La littérature de Zola est très cinématographique et a d’ailleurs fait l’objet de nombreuses adaptations au cinéma. Tout comme Julie Deliquet, avec qui il a souvent travaillé et qui aujourd’hui dirige le Théâtre Gérard Philipe de Saint-Denis, Eric Charon aime l’alliance entre théâtre et cinéma. Il a choisi Zola pour l’aspect socio-politique de ses histoires mais aussi leur découpage quasi-cinématographique. Il a ici regroupé le septième et le dix-septième volume de la série des Rougon-Macquart, L’assommoir et La bête humaine.
Dans son adaptation, il a centré son propos sur ce qui lui semblait important dans les deux romans, l’importance de la condition sociale, la précarité de la condition ouvrière, la misère et le rôle de l’hérédité. Le récit suit les trajectoires de deux femmes, Gervaise et Séverine de leur jeunesse à leur fin tragique. Gervaise, véritable mère courage est entraînée dans sa chute par son mari Coupeau et son amour de jeunesse Auguste Lantier, père de Jacques, que l’on retrouve dans La bête humaine maudissant son hérédité pourrie par la misère et l’alcoolisme. Séverine, violée dans sa jeunesse par Grandmorin directeur des chemins de fer et mariée sans amour à Roubaud, croira avoir trouvé l’amour avec Jacques Lantier. Mais celui-ci emporté par ses pulsions la tuera. L’histoire, débarrassée de certaines péripéties, est rendue suffisamment claire pour qu’on passe sans difficulté d’un roman à l’autre.
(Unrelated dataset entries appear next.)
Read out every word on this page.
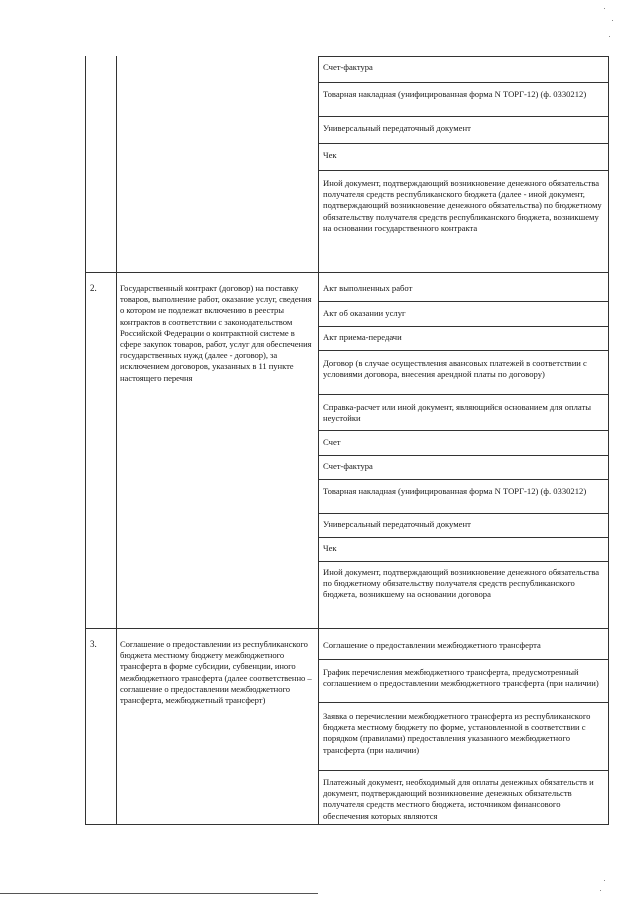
Счет-фактура
Товарная накладная (унифицированная форма N ТОРГ-12) (ф. 0330212)
Универсальный передаточный документ
Чек
Иной документ, подтверждающий возникновение денежного обязательства получателя средств республиканского бюджета (далее - иной документ, подтверждающий возникновение денежного обязательства) по бюджетному обязательству получателя средств республиканского бюджета, возникшему на основании государственного контракта
2.	Государственный контракт (договор) на поставку товаров, выполнение работ, оказание услуг, сведения о котором не подлежат включению в реестры контрактов в соответствии с законодательством Российской Федерации о контрактной системе в сфере закупок товаров, работ, услуг для обеспечения государственных нужд (далее - договор), за исключением договоров, указанных в 11 пункте настоящего перечня
Акт выполненных работ
Акт об оказании услуг
Акт приема-передачи
Договор (в случае осуществления авансовых платежей в соответствии с условиями договора, внесения арендной платы по договору)
Справка-расчет или иной документ, являющийся основанием для оплаты неустойки
Счет
Счет-фактура
Товарная накладная (унифицированная форма N ТОРГ-12) (ф. 0330212)
Универсальный передаточный документ
Чек
Иной документ, подтверждающий возникновение денежного обязательства по бюджетному обязательству получателя средств республиканского бюджета, возникшему на основании договора
3.	Соглашение о предоставлении из республиканского бюджета местному бюджету межбюджетного трансферта в форме субсидии, субвенции, иного межбюджетного трансферта (далее соответственно – соглашение о предоставлении межбюджетного трансферта, межбюджетный трансферт)
Соглашение о предоставлении межбюджетного трансферта
График перечисления межбюджетного трансферта, предусмотренный соглашением о предоставлении межбюджетного трансферта (при наличии)
Заявка о перечислении межбюджетного трансферта из республиканского бюджета местному бюджету по форме, установленной в соответствии с порядком (правилами) предоставления указанного межбюджетного трансферта (при наличии)
Платежный документ, необходимый для оплаты денежных обязательств и документ, подтверждающий возникновение денежных обязательств получателя средств местного бюджета, источником финансового обеспечения которых являются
Tout démarre, dans le hall du théâtre largement ouvert sur la rue, par la violente dispute entre deux lavandières Gervaise et Virginie. La première vient d’être abandonnée par son amant Auguste Lantier qui lui a préféré la sœur de la seconde. Entre injures et seaux d’eau qui valsent, un ouvrier zingueur Copeau, essaie de convaincre Gervaise de l’épouser. On est plongé au cœur d’un quartier populaire et miséreux où des musiciens de rue entament une chanson, tandis que tout se fait devant les yeux de tous. Les spectateurs entrent ensuite dans la salle disposée en bifrontal. Au plus près des acteurs ils peuvent sauter du mélodrame social de L’assommoir aux soubresauts de roman noir de La bête humaine. Le plateau se prête aussi bien à devenir la blanchisserie qu’a réussi à acheter Gervaise, avec des cordes tendues où sèchent les draps, que la salle où généreusement elle nourrit employées, voisins, son mari Copeau qui, devenu incapable de travailler a sombré dans l’alcoolisme et Lantier parasite revenu de ses escapades. Ce sera aussi le logement des Roubaud, la maison de la marraine de Jacques Lantier d’où l’on entend le train qui passe avec sa locomotive la Lison que Jacques « aime plus qu’une femme ». Les comédiens sont en costumes modernes nous détachant de l’époque de Zola pour nous inciter à penser à ce qui aujourd’hui encore nous rapproche du propos de Zola, la précarité, l’hérédité sociale, une justice de classe qui protège les puissants et enfin la domination masculine, puisque ce sont les femmes qui sont au centre de l’adaptation.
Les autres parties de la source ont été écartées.